And if you took the approach of “my” former frontend team, rebase also allows
you to keep merges: git rebase --rebase-merges.
force or force-with-lease
You generally want to use –force-with-lease. It is safer because it assumes a particular commit is on the remote, for example. If that isn’t the case, it aborts the push. Why we use force in our example? It’s the final act, everyone has stopped working and has pushed their changes. We rebased, and we do the final act before merging: we push our local changes back to the remote.Merge
We talked ad infinitum about rebasing, so merge, what does that do for us?
Proponents of merging have a couple of good points:
- Shared branches cannot be rebased. They are right, you cannot rebase it if you keep changing the common ancestor. If you keep that stable, it’s fair game.
- It preserves the true history, we can see when things were actually integrated and built.
- Merge commits show which commits belonged together as a feature
- Safer for collaboration: No force pushing needed
- Easier to revert:
git revert -m 1undoes an entire feature cleanly - Bisect-friendly: When a merge introduces a bug, you can bisect within that branch
- Less cognitive load: Junior devs don’t need to understand rebase
And these are all valid comments, they lack one crucial insight: Merge is not
used during development. It is about the final act:
The merge into the target branch.
Let me explain why merge is the final act and not a during development tool, because I don’t want to dismiss these arguments, but show why these arguments are incorrectly injected into development workflows.
Merge is a powerful tool for incorporating whole lines of work. It gives structure, shows collaboration, preserves full context as stated in the bullet points. But that strength is exactly what makes it unsuited to development-time syncing.

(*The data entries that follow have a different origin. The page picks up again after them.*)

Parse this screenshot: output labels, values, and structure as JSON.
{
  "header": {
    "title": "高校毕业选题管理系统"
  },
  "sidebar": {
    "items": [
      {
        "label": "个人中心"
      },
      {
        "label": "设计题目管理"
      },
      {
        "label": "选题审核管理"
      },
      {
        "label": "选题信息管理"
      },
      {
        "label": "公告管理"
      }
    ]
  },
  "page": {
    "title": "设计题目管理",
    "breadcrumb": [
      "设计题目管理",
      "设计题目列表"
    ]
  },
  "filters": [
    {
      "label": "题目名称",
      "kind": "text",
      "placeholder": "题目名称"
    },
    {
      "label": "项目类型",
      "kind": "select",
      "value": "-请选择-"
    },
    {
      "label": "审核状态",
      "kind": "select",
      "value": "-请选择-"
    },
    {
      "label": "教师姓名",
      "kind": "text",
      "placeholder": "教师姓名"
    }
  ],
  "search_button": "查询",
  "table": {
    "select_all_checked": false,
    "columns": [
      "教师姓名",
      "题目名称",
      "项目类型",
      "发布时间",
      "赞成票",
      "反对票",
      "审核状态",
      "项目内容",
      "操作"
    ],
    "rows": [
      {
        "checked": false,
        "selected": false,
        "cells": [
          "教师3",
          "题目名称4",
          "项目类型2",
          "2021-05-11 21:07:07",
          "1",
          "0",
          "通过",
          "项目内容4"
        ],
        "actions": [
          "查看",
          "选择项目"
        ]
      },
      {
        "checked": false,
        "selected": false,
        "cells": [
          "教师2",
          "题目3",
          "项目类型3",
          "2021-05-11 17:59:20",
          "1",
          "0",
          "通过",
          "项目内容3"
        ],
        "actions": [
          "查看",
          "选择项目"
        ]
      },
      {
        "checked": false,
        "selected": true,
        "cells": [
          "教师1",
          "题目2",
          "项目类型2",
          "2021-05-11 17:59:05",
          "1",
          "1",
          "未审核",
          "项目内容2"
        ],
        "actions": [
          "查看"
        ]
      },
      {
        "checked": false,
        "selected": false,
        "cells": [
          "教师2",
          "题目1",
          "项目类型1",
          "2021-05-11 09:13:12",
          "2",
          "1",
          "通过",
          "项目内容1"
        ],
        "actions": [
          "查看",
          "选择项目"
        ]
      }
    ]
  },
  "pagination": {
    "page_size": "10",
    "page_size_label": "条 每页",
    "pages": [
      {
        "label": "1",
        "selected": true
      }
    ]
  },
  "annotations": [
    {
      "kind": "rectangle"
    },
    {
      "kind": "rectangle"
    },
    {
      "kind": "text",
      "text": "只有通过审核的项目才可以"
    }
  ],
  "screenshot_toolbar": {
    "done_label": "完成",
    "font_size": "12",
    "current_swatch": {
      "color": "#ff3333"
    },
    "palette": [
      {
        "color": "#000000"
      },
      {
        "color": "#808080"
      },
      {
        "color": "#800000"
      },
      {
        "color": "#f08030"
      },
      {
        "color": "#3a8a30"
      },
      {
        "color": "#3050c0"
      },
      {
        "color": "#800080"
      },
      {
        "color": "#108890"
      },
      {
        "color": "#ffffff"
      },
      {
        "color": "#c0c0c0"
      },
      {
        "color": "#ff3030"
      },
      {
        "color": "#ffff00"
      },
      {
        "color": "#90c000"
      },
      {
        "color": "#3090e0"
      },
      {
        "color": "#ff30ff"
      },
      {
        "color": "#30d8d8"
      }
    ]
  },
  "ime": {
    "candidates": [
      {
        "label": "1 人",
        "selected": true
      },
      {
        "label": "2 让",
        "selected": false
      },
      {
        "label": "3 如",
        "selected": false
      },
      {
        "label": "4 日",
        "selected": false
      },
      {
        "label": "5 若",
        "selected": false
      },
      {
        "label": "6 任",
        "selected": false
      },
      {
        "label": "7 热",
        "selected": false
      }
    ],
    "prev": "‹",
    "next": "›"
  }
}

If one merges a finalized piece of work, I’m more than happy to agree with merge trumps rebase. If one merges back upstream in their own work, this should be done via a rebase. Why? We don’t care in six months time how one made a feature (we do, but we look at commit messages for this). We will more than likely see messy history, especially if one merged back several times during their development cycle. The day-to-day logistics of writing code isn’t that important. And if it was, the commit graph shouldn’t be the one telling you this: the commit message should.
Merge doesn’t allow me to rewrite commits or reorder, split, drop, or include them. It just merges. It has only one task: merge. It does one thing and it does that thing well. And yes, merge does octopus merges and has other strategies. But none of these are mentioned when discussing merge vs rebase. This is probably because these strategies are often used in the final act: the ceremony of incorporating multiple branches into the target branch, no-ff and ff-only tells merge on how to perform the final act.
Conclusion: Two sides of the same coin
Merge advocates are talking about the final integration. Rebase advocates are talking about the development process. They’re arguing past each other.
When you develop you’ll want to incorporate upstream changes into your work. It is generally good hygiene to do it prior to submitting your work to be included. It minimizes merge conflicts. You therefore rebase your branch. You do this to reorder and clean up commits. The history rewriting of these commits is a second utility of rebase. It allows fine-grained control of what you put in each commit. You can split commits, swap them, drop them, squash them, reword them. It is your cleaning tool and pragmatic friend.
Rebase is cleaner, and shows that your branch was ready at a particular merge-base. That’s when the feature got incorporated into the master branch. That’s the reality we want to see and what end users will experience. The in between of a developer workflow isn’t important to the product.
Merging is just the ceremony where you incorporate the final work into the target branch.
The next time you read a discussion about rebase vs merge: know git isn’t the Highlander world where there is only one — they both serve their purpose for different reasons in your workflow.